His professional media experience began in 1943 as a reporter for the Mid Pacifican Edition of the Stars and Stripes. From 1945 to 1947, he worked as a reporter for the Honolulu Star-Bulletin. In 1947, he became director of public relations for Carthage College, where he also was a professor.
His arrival in DeKalb came after several years in Ohio and Pennsylvania, which he spent as university editor and director of the University Press at Bowling Green State University, assistant to the president for public relations at Dickinson College and director of public relations at the University of Akron.
With the assistance of members of the Chicago chapter of the Public Relations Society of America, Walker developed the curriculum for NIU’s public relations sequence.
From his earliest days at NIU, Walker brought professional public relations directors into his classroom, both in person and via “tele-lectures” where their voices were heard over speaker phones with amplifiers attached.
“The lecturers give 20-minute presentations describing their organizations,” Walker said in a 1970 press release from the NIU News Bureau. “They speak about the PR mission and give information about their personal activities, describing a typical day in their job.”
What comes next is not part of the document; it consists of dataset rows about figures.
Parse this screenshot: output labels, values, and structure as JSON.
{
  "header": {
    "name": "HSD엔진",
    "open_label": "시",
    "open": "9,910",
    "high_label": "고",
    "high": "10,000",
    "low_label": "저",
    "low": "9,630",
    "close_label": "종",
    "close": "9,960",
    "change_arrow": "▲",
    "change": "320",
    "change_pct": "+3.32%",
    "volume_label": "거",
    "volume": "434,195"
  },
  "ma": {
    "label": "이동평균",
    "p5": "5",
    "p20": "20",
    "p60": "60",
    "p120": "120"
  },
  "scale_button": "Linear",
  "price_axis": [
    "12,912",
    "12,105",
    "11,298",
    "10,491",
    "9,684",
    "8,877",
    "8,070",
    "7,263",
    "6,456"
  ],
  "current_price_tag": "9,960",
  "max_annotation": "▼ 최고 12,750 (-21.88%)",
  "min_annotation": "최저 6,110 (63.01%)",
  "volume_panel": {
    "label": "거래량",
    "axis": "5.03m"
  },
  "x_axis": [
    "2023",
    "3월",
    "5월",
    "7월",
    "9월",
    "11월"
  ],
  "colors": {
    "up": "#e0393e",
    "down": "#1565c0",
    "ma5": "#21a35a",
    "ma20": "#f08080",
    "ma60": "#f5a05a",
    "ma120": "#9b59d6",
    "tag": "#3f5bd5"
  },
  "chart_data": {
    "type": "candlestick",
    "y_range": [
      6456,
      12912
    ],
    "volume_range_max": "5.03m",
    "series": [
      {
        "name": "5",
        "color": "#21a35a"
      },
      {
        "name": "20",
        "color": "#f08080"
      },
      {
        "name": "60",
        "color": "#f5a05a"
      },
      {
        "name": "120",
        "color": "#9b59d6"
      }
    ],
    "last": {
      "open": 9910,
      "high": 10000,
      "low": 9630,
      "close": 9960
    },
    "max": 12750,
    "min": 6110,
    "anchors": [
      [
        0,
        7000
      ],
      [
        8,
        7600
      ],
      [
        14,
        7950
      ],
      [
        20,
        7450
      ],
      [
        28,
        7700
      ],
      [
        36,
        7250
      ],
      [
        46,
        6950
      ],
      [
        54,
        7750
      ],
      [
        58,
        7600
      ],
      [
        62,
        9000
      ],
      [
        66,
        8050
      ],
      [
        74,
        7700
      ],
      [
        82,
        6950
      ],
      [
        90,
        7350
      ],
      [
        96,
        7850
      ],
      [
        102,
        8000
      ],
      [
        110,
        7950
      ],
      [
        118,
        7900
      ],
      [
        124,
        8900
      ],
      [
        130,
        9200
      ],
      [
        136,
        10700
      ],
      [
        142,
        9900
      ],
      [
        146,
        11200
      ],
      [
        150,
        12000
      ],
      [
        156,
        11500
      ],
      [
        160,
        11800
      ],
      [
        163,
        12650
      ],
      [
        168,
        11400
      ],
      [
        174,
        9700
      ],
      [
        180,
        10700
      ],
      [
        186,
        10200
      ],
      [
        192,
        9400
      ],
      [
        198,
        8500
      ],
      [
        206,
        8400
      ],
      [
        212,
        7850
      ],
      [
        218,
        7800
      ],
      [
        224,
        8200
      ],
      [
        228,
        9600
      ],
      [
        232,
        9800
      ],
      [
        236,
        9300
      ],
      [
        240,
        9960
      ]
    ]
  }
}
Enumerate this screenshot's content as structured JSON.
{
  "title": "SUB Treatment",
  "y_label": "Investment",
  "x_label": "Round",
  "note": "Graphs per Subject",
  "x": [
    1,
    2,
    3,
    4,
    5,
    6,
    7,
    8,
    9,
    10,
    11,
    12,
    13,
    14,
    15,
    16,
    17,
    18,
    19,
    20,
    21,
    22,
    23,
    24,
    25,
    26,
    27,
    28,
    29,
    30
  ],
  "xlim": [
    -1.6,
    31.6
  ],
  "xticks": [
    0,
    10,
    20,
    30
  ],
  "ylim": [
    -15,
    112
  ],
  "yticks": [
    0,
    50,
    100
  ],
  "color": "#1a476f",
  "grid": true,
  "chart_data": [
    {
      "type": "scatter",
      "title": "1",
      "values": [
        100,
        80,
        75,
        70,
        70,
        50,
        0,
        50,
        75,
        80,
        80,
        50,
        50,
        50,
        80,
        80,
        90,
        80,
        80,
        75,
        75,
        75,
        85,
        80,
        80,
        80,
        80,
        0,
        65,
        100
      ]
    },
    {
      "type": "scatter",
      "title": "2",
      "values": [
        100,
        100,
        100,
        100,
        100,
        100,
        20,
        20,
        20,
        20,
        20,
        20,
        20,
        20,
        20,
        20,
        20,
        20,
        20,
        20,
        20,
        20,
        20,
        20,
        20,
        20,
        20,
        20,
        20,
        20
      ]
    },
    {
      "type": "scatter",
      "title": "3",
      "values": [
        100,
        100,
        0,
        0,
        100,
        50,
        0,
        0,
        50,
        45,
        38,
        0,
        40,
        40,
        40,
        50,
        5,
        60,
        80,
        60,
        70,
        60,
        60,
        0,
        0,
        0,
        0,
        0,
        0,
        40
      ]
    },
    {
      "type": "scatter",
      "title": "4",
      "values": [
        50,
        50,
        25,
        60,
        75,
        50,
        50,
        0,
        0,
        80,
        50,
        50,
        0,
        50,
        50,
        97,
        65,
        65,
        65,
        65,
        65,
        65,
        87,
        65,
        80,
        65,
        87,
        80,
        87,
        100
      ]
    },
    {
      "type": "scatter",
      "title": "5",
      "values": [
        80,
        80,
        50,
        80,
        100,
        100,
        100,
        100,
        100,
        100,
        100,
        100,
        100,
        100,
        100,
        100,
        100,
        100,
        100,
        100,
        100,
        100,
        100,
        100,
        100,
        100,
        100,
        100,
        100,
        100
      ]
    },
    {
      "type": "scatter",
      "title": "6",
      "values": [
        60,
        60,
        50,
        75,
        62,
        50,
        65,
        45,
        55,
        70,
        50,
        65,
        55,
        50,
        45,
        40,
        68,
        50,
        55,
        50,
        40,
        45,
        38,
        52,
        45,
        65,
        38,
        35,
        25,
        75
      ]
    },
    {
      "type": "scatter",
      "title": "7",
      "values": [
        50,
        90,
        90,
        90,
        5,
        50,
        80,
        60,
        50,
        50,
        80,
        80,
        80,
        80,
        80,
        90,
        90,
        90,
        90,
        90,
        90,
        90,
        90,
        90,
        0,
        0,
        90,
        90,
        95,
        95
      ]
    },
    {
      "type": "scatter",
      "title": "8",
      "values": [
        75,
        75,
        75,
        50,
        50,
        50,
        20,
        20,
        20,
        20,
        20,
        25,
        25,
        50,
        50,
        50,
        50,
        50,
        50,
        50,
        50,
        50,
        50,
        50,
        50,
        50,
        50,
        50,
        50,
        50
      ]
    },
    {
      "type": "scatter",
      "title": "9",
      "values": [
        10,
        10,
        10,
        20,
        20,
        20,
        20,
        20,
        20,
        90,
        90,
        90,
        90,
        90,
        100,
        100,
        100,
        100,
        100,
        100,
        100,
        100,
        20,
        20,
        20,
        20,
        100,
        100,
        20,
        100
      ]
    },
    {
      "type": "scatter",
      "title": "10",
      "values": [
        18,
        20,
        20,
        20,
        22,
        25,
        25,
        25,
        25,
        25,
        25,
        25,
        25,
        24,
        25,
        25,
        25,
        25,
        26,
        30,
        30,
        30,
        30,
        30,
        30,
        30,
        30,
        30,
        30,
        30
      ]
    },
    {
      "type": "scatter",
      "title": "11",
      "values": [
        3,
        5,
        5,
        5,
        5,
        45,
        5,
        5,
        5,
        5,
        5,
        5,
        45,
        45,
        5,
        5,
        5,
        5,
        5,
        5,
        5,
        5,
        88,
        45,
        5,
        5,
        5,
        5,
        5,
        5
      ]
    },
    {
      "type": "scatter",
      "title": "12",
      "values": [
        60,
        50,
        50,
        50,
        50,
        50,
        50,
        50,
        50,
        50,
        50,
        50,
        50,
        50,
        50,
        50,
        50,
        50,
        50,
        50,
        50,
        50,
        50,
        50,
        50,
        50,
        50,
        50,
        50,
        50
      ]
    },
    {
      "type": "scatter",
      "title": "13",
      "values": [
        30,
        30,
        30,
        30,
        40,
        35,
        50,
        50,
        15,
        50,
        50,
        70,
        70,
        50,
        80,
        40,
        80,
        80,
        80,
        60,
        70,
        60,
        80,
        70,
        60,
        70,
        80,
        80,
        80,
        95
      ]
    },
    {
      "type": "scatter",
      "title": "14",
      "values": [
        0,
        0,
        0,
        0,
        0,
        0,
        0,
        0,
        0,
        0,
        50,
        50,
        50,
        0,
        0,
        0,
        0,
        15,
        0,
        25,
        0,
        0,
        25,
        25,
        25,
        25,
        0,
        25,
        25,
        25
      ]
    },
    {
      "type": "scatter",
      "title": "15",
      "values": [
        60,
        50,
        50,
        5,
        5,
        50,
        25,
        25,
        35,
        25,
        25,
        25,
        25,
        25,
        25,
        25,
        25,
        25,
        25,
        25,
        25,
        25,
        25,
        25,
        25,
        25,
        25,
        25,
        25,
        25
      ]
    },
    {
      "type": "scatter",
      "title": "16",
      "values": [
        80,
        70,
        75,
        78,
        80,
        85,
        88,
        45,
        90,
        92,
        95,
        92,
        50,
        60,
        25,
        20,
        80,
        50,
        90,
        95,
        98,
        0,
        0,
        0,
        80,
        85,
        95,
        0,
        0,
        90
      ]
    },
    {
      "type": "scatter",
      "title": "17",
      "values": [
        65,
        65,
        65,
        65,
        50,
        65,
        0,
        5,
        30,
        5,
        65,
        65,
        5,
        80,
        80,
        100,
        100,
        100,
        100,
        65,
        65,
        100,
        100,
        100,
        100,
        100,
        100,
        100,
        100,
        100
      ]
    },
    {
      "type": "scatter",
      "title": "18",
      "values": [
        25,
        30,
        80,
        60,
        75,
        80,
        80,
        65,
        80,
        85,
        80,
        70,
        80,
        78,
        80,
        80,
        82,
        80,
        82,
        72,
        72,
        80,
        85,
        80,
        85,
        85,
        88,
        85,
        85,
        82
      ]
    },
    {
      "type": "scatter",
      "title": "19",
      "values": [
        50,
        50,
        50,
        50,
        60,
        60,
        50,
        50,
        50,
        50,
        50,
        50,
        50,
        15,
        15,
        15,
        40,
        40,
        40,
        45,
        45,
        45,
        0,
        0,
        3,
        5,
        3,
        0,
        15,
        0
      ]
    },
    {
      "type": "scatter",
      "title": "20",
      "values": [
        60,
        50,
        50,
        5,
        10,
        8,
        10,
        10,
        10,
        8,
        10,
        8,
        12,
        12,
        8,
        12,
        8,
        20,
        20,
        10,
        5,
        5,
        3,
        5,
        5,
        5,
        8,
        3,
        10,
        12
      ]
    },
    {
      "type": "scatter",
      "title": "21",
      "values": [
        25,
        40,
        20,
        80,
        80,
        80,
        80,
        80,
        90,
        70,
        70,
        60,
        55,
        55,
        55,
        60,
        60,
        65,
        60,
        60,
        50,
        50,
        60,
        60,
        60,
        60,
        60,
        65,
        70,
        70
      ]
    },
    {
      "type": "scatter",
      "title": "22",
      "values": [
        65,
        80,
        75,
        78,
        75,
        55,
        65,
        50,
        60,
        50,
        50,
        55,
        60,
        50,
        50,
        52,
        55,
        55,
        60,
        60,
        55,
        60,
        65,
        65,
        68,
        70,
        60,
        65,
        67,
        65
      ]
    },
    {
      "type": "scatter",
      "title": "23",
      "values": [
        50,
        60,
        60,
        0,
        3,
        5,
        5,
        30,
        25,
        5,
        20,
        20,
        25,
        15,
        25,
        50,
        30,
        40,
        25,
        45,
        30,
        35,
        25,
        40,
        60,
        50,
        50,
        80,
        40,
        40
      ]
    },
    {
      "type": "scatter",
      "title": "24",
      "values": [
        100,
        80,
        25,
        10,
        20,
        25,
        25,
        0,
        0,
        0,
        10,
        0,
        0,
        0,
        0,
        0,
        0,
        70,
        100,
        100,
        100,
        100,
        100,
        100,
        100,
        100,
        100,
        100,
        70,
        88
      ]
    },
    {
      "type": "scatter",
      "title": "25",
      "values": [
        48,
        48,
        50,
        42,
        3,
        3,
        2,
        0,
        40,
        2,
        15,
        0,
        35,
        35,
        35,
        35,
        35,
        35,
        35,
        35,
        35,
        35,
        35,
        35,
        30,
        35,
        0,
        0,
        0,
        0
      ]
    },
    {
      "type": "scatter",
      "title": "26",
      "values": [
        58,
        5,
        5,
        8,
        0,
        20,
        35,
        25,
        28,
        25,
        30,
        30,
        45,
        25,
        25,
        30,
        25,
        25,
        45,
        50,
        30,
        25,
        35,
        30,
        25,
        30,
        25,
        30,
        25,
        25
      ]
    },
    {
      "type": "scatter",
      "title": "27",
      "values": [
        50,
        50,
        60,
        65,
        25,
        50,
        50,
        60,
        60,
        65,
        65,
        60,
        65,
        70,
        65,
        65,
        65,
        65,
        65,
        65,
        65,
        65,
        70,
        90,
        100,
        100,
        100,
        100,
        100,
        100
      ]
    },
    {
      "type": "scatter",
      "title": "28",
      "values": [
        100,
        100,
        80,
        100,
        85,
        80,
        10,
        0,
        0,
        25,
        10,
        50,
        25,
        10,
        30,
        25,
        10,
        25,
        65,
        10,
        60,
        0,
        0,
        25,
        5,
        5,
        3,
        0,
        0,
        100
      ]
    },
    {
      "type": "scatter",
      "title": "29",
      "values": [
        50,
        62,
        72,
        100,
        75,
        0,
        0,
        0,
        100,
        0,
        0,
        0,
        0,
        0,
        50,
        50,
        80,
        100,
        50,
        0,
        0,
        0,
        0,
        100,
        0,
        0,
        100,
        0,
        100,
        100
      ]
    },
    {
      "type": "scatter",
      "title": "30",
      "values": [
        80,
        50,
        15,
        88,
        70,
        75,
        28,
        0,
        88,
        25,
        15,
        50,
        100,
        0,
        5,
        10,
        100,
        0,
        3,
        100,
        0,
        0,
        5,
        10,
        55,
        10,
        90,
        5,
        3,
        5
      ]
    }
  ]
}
In 1973, he launched an extension program in public relations for professional development in the Chicago area. In only its first two years, 200 students attained advanced degrees in journalism.
During the summer of 1974, Walker took that group to Honolulu for an intensive, three-week summer session course that examined the public relations implications of problems peculiar to the Hawaiian capital, including ethnic minorities, tourism, inflation and import-export.
(In 1981, he taught “Public Relations – Jamaica,” which concentrated on the PR practices of multi-national corporations in their governmental and community relations and in the promotion of tourism.)
By January of 1975, he developed another off-campus master’s degree program. Held in Barrington, the classes were primarily for school-based public relations professionals but open to all students with bachelor’s degrees.
Walker received the Distinguished Educator Award from the Public Relations Society of America in 1976.
A decade later, Walker was the researcher and author of the first formal report documenting the body of publication relations knowledge in the United States. The Foundation for Public Relations Research and Education produced the report, released in 1988.
“Finally, we have a document which will silence the skeptics who say that public relations is not a profession and has no defined body of knowledge,” said Frank T. LeBart, the group’s 1987 president. “Our study shows conclusively that the knowledge exists and where it can be found.”
In 2004, NIU alumni Robert Kornecki and Chuck Merydith worked in conjunction with the NIU Department of Communication to develop the Emeritus Professor Al Walker Visiting Professionals Fund.
“Over the course of his teaching career, Dr. Walker made a lasting impression on hundreds of PR students,” Kornecki said at that time, “not only for what he taught us in the classroom, but for what he exposed us to in the professional world.”